The Service Fabric Actor model provides a best effort eventing mechanism to send events to subscribers. We will use this mechanism to update the user interface each time that the building actor is reporting the aggregated readings.

  1. To publish events we must first declare the event in an interface. Add an IBuildingActorEvents interface to the BuildingActor.Interfaces project. Note that the interface should derive from IActorEvents:

    public interface IBuildingActorEvents : IActorEvents
    {
        void StatusReported(long buildingId, IDictionary<string, decimal> status);
    }
    
  2. Let the IBuildingActor interface implement IActorEventPublisher. This ensures that we can actually publish IBuildingActorEvents from the Building actor.

    public interface IBuildingActor : IActor, IActorEventPublisher<IBuildingActorEvents>
    {
        Task ReportSensorStatusAsync(string sensorId, decimal averageReading);
    }
    
  3. In BuildingActor change the ReceiveReminderAsync implementation to publish an event instead of writing the results to the log:

    public async Task ReceiveReminderAsync(string reminderName, byte[] context, TimeSpan dueTime, TimeSpan period)
    {
        if (reminderName == PublishStatusReminder)
        {
            var status = new Dictionary<string, decimal>();
            var sensors = await StateManager.GetStateNamesAsync();
    
            foreach (var sensorId in sensors)
            {
                var reading = await StateManager.GetStateAsync<decimal>(sensorId);
    
                status.Add(sensorId, reading);
            }
    
            // Publish event.
            var buildingEvents = GetEvent<IBuildingActorEvents>();
            buildingEvents.StatusReported(this.GetActorId().GetLongId(), status);
        }
    }
    
  4. Now the ClientApp must subscribe to the events. First add a reference to the BuildingActor.Interfaces project so that we can use the IBuildingActorEvents interface from the ClientApp.

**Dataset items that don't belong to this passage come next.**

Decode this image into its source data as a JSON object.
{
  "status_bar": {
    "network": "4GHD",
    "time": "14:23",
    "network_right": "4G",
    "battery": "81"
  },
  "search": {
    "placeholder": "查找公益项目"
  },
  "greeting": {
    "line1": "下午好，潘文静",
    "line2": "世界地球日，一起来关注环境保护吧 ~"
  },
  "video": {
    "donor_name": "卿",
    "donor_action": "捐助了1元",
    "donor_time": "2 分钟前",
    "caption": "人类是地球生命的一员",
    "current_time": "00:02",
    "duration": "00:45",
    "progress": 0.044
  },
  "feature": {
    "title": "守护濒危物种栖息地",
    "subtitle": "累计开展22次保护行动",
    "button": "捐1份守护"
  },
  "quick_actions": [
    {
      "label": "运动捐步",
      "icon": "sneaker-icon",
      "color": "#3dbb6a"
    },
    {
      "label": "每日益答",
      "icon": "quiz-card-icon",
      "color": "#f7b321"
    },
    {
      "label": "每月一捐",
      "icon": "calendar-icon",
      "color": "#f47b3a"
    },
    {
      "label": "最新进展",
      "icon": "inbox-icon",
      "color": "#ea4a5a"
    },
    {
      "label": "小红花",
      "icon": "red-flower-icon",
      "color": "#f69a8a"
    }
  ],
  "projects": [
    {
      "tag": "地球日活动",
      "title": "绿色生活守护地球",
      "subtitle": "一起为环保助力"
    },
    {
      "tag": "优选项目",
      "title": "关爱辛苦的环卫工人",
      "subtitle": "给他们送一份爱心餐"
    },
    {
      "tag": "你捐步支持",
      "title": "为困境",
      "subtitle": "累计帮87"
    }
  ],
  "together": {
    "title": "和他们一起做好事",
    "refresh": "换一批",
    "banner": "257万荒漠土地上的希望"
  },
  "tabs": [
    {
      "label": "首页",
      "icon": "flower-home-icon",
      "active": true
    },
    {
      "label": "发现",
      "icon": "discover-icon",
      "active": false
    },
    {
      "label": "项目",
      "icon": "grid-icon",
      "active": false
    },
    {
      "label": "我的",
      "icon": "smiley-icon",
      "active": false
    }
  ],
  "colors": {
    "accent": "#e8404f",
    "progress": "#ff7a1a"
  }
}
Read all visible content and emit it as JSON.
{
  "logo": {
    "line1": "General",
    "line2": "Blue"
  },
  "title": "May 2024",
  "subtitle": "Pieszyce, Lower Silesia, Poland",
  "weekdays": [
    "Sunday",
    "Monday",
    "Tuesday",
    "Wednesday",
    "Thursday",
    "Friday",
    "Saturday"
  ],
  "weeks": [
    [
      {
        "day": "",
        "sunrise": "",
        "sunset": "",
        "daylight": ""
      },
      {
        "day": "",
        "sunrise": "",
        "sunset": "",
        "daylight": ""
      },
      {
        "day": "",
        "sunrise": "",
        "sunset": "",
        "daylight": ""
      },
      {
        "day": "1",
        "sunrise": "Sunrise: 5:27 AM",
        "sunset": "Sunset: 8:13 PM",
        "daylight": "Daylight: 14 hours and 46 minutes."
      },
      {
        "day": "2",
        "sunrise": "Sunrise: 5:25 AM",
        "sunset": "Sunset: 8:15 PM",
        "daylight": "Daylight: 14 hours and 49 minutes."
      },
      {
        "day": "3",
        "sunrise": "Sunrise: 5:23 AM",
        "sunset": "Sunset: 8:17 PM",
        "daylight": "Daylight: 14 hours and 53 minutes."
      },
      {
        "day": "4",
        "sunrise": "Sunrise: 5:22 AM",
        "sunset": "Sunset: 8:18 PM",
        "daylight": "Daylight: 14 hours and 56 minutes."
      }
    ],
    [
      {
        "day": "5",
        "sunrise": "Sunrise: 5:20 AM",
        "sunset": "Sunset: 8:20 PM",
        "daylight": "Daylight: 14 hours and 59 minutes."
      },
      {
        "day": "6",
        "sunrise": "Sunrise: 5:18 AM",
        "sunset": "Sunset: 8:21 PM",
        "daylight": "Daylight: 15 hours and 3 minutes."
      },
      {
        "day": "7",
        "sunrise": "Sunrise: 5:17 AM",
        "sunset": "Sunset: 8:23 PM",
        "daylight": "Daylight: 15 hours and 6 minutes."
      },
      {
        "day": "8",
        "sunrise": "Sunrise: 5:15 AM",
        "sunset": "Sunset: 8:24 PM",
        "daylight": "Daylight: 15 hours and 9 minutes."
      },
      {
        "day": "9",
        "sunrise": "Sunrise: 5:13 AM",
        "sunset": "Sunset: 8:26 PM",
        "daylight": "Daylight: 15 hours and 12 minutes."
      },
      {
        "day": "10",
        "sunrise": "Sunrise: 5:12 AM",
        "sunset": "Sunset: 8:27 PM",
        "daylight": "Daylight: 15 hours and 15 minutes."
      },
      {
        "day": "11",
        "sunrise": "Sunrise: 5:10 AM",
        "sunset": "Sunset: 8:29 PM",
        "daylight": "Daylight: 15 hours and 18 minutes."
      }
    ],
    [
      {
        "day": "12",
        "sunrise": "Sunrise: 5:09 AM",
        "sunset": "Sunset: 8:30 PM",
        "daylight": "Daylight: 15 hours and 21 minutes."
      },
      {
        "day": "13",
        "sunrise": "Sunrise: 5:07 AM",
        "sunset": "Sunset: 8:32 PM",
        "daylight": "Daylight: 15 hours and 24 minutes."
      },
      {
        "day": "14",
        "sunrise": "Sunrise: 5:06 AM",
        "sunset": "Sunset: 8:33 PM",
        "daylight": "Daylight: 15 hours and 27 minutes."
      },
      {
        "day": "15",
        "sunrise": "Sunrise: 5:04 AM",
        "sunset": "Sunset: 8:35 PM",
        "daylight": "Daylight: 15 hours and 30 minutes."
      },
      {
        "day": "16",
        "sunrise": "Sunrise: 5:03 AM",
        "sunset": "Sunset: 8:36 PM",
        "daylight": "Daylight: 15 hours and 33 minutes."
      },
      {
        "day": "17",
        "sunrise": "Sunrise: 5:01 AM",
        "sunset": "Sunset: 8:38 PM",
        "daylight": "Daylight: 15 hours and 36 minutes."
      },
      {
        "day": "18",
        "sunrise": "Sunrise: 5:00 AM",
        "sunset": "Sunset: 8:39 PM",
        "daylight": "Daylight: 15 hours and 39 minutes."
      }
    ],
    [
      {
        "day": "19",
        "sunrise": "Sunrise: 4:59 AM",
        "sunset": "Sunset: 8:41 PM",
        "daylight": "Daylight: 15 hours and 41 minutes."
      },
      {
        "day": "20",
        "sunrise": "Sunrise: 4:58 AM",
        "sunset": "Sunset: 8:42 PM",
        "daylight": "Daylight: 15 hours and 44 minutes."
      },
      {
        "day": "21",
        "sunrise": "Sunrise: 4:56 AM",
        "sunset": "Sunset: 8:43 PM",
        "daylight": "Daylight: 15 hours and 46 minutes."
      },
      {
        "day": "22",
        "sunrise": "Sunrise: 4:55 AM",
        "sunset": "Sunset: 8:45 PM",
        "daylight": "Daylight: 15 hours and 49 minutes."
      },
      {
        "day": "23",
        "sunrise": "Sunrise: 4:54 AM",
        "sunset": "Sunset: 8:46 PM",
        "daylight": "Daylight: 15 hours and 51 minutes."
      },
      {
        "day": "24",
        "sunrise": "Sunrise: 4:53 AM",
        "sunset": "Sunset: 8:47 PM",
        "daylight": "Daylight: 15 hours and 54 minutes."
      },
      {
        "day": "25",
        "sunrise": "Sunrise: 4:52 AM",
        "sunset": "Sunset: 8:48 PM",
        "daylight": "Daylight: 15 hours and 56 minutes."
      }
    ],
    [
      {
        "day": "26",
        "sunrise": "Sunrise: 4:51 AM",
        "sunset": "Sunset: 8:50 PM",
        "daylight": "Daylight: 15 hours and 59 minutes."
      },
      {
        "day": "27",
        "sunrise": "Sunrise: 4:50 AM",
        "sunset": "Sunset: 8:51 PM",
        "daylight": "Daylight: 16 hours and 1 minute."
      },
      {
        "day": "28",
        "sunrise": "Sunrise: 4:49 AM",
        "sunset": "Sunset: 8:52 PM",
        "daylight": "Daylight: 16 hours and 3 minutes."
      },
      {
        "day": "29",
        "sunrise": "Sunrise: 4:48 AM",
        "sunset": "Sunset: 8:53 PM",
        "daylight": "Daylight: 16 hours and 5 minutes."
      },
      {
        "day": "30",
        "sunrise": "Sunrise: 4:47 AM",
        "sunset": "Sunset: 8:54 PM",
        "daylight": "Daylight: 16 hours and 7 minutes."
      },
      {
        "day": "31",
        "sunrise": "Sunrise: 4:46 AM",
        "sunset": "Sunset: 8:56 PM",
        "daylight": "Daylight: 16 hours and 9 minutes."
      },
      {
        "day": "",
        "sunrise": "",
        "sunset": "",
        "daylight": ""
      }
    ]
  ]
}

  5. Add a new BuildingActorEventHandler class to the ClientApp which will be responsible for handling the events. This class implements the IBuildingActorEvents interface:

    public void StatusReported(long buildingId, IDictionary<string, decimal> status)
    {
        Console.WriteLine("Got status report for building {0}:", buildingId);
        
        foreach (var sensorStatus in status)
        {
            Console.WriteLine("{0} = {1} °C", sensorStatus.Key, sensorStatus.Value);
        }
    }
    
  6. In Program.cs add a new method to subscribe the handler to the building actor events. Note that we catch FabricExceptions and retry because the Service Fabric application may not be started and ready yet when the ClientApp is started:

    private static async Task SubscribeToBuildingEventsAsync(long buildingId)
    {
        var eventHandler = new BuildingActorEventHandler();
    
        var building = ActorProxy.Create<IBuildingActor>(
            new ActorId(buildingId), "ServiceFabricSensors", "BuildingActorService");
    
        var subscribed = false;
    
        while (!subscribed)
        {
            try
            {
                await building.SubscribeAsync<IBuildingActorEvents>(eventHandler);
                subscribed = true;
            }
            catch (FabricException)
            {
                // Application not ready yet, wait a while.
                await Task.Delay(TimeSpan.FromSeconds(1));
            }
        }
    }
    
  7. Update the Main entry point to call the new method:

    static void Main(string[] args)
    {
        var _ = Task.Run(() => GenerateSensorDataAsync());
    
        SubscribeToBuildingEventsAsync(1).GetAwaiter().GetResult();
    
        Console.ReadKey();
    }
    
  8. Start the solution. Every 5 seconds the aggregated readings will be outputted on the console.